POWIAT ŚREDZKI
Echo Średzkie

Radni o problemach z halą sportową. Podziękowania dla sołtysów

Sesje w Malczycach zaczęli odwiedzać mieszkańcy. Zgłaszają problemy i proszą o pomoc. Nie boją się głośno komentować decyzji radnych.

Krzysztof Pastuch, mieszkaniec Mazurowic mówił o nietrafionych inwestycjach we wsi. Chodzi m.in. o oświetlenie na terenie jego posesji i tablice informacyjne zamontowane na poboczu ruchliwej drogi krajowej nr 94.

- Mieszkam przy Łąkowej. Lampę oświetlającą zamontowano na słupie energetycznym. To nie rozwiązało problemu dojścia do mojej posesji. Apeluję do radnych i pracowników gminy, aby pomogli rozwiązać problem – mówił mieszkaniec.

Kolejnym problemem są tablice informacyjne zamontowane na poboczach drogi krajowej. Aby je omijać trzeba wychodzić na drogę. Najgorzej jest wieczorami, kiedy nie widać pieszych. Oprócz tego ekrany akustyczne zasłaniają wyjazd z ulicy Spółdzielczej. Problemy z przejściem przez ruchliwą czteropasmówkę mają ludzie starsi.

- Na montaż oświetlenia mamy wpływ i zajmiemy się sprawą. Jeśli chodzi o znaki i pobocza możemy tylko zgłosić problem u zarządcy drogi. Na pewno zwrócimy uwagę na poprawę bezpieczeństwa – wyjaśnił Marcin Głowacki, przewodniczący rady.

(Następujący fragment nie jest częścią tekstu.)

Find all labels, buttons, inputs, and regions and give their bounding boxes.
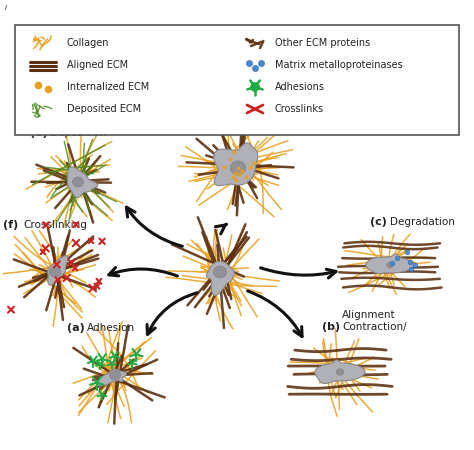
Text: Matrix metalloproteinases: Matrix metalloproteinases [275,60,403,70]
Ellipse shape [73,177,83,187]
Text: Crosslinking: Crosslinking [23,220,87,230]
Ellipse shape [109,370,120,380]
Ellipse shape [230,161,246,175]
Polygon shape [97,369,127,386]
Text: Degradation: Degradation [390,217,455,227]
Polygon shape [315,360,365,383]
Polygon shape [366,254,414,274]
Ellipse shape [337,369,344,375]
Ellipse shape [387,262,393,268]
Polygon shape [214,143,258,186]
FancyArrowPatch shape [127,207,182,246]
Polygon shape [250,83,260,92]
Text: I: I [5,5,7,11]
Text: Aligned ECM: Aligned ECM [67,60,128,70]
FancyArrowPatch shape [261,268,336,278]
Ellipse shape [49,267,61,277]
FancyArrowPatch shape [147,293,197,334]
Polygon shape [67,167,98,198]
Polygon shape [207,261,234,296]
Text: Adhesions: Adhesions [275,82,325,92]
Text: Other ECM proteins: Other ECM proteins [275,38,370,48]
Text: Deposited ECM: Deposited ECM [67,104,141,114]
Text: Contraction/: Contraction/ [342,322,407,332]
Text: (c): (c) [370,217,387,227]
Text: Adhesion: Adhesion [87,323,135,333]
FancyArrowPatch shape [216,224,227,234]
FancyArrowPatch shape [109,268,177,276]
Text: Alignment: Alignment [342,310,396,320]
Text: Internalized ECM: Internalized ECM [67,82,149,92]
Text: Collagen: Collagen [67,38,109,48]
Text: Crosslinks: Crosslinks [275,104,324,114]
Text: (f): (f) [3,220,18,230]
Text: (e): (e) [30,128,48,138]
Text: (d): (d) [213,110,231,120]
Polygon shape [48,256,68,285]
Text: Deposition: Deposition [50,128,106,138]
Ellipse shape [213,266,227,278]
Text: Internalization: Internalization [233,110,309,120]
FancyArrowPatch shape [247,291,302,337]
FancyBboxPatch shape [15,25,459,135]
Text: (b): (b) [322,322,340,332]
Text: (a): (a) [67,323,85,333]
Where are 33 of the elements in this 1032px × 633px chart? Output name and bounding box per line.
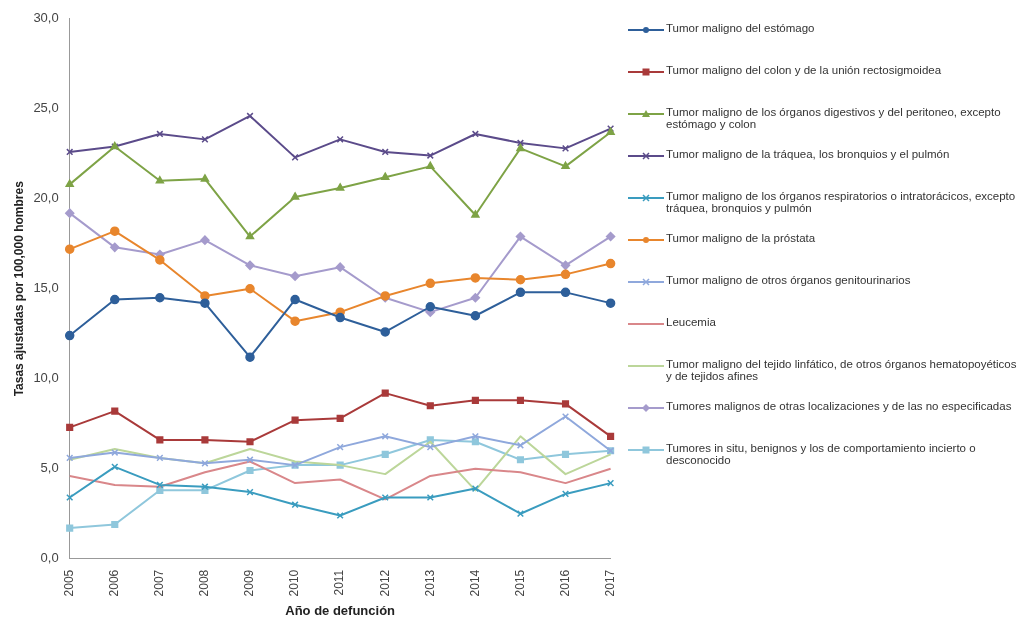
x-tick-label: 2007 <box>152 569 167 597</box>
x-tick-label: 2006 <box>107 569 122 597</box>
y-tick-label: 25,0 <box>33 100 59 116</box>
x-tick-label: 2015 <box>512 569 527 597</box>
y-tick-label: 15,0 <box>33 280 59 296</box>
legend-label: Tumores in situ, benignos y los de comportamiento incierto o desconocido <box>666 442 977 466</box>
x-axis-title: Año de defunción <box>285 602 396 618</box>
x-tick-label: 2014 <box>467 569 482 597</box>
y-axis-title: Tasas ajustadas por 100,000 hombres <box>11 180 26 397</box>
legend-label: Tumor maligno de la tráquea, los bronquios y el pulmón <box>666 148 950 160</box>
legend-label: Leucemia <box>666 316 716 328</box>
x-tick-label: 2008 <box>197 569 212 597</box>
legend-label: Tumor maligno del estómago <box>666 22 815 34</box>
legend-label: Tumor maligno del colon y de la unión rectosigmoidea <box>666 64 942 76</box>
x-tick-label: 2010 <box>287 569 302 597</box>
legend-label: Tumor maligno de otros órganos genitourinarios <box>666 274 911 286</box>
legend-label: Tumor maligno de los órganos respiratorios o intratorácicos, excepto tráquea, bronquios y pulmón <box>666 190 1017 214</box>
y-tick-label: 0,0 <box>40 550 59 566</box>
legend-label: Tumores malignos de otras localizaciones y de las no especificadas <box>666 400 1012 412</box>
x-tick-label: 2012 <box>377 569 392 597</box>
legend-label: Tumor maligno de la próstata <box>666 232 816 244</box>
x-tick-label: 2011 <box>332 569 347 596</box>
x-tick-label: 2016 <box>557 569 572 597</box>
y-tick-label: 30,0 <box>33 10 59 26</box>
legend-label: Tumor maligno del tejido linfático, de otros órganos hematopoyéticos y de tejidos afines <box>666 358 1018 382</box>
y-tick-label: 20,0 <box>33 190 59 206</box>
y-tick-label: 5,0 <box>40 460 59 476</box>
x-tick-label: 2017 <box>602 569 617 597</box>
legend-label: Tumor maligno de los órganos digestivos y del peritoneo, excepto estómago y colon <box>666 106 1002 130</box>
x-tick-label: 2013 <box>422 569 437 597</box>
x-tick-label: 2009 <box>242 569 257 597</box>
y-tick-label: 10,0 <box>33 370 59 386</box>
x-tick-label: 2005 <box>62 569 77 597</box>
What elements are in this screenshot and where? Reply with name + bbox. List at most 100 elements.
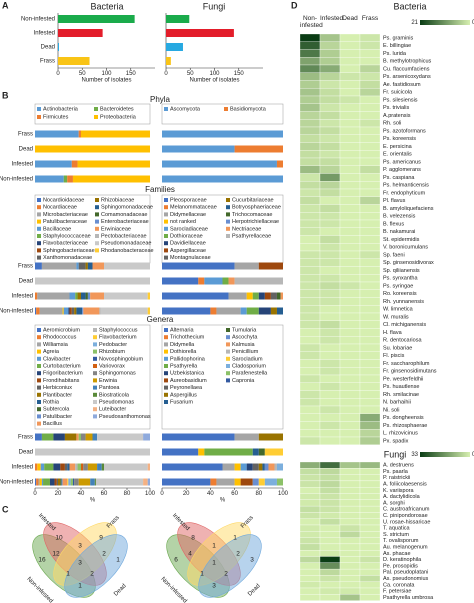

Radny Waldemar Grzelak pytał o sprawy związane z halą sportową. Według niego z obiektu nie mogą korzystać mieszkańcy w weekendy. Wójt Piotr Frankowski zapewnił, że hala będzie czynna dla wszystkich i obecnie trwa ustalanie harmonogramu. Maria Kasprzak pytała, dlaczego na słupach informacyjnych w Malczycach nie ma ogłoszeń w sprawie sesji. To mogłoby spowodować, że na spotkania przychodziłoby więcej mieszkańców. Oprócz tego poruszano sprawy świetlicy w Mazurowicach, oświetlenia ulic w Chomiąży, planach recyklingu azbestu w gminie Malczyce i przestawienia wiaty przystankowej w Wilczkowie. Kolejnym tematem był wynajem pomieszczeń pod siłownię i fitness w hali widowiskowej.

Podziękowania od wójta i przewodniczącego rady otrzymali też nowi i starzy sołtysi z gminy Malczyce. Wszyscy zostali uhonorowano specjalnymi zaświadczeniami.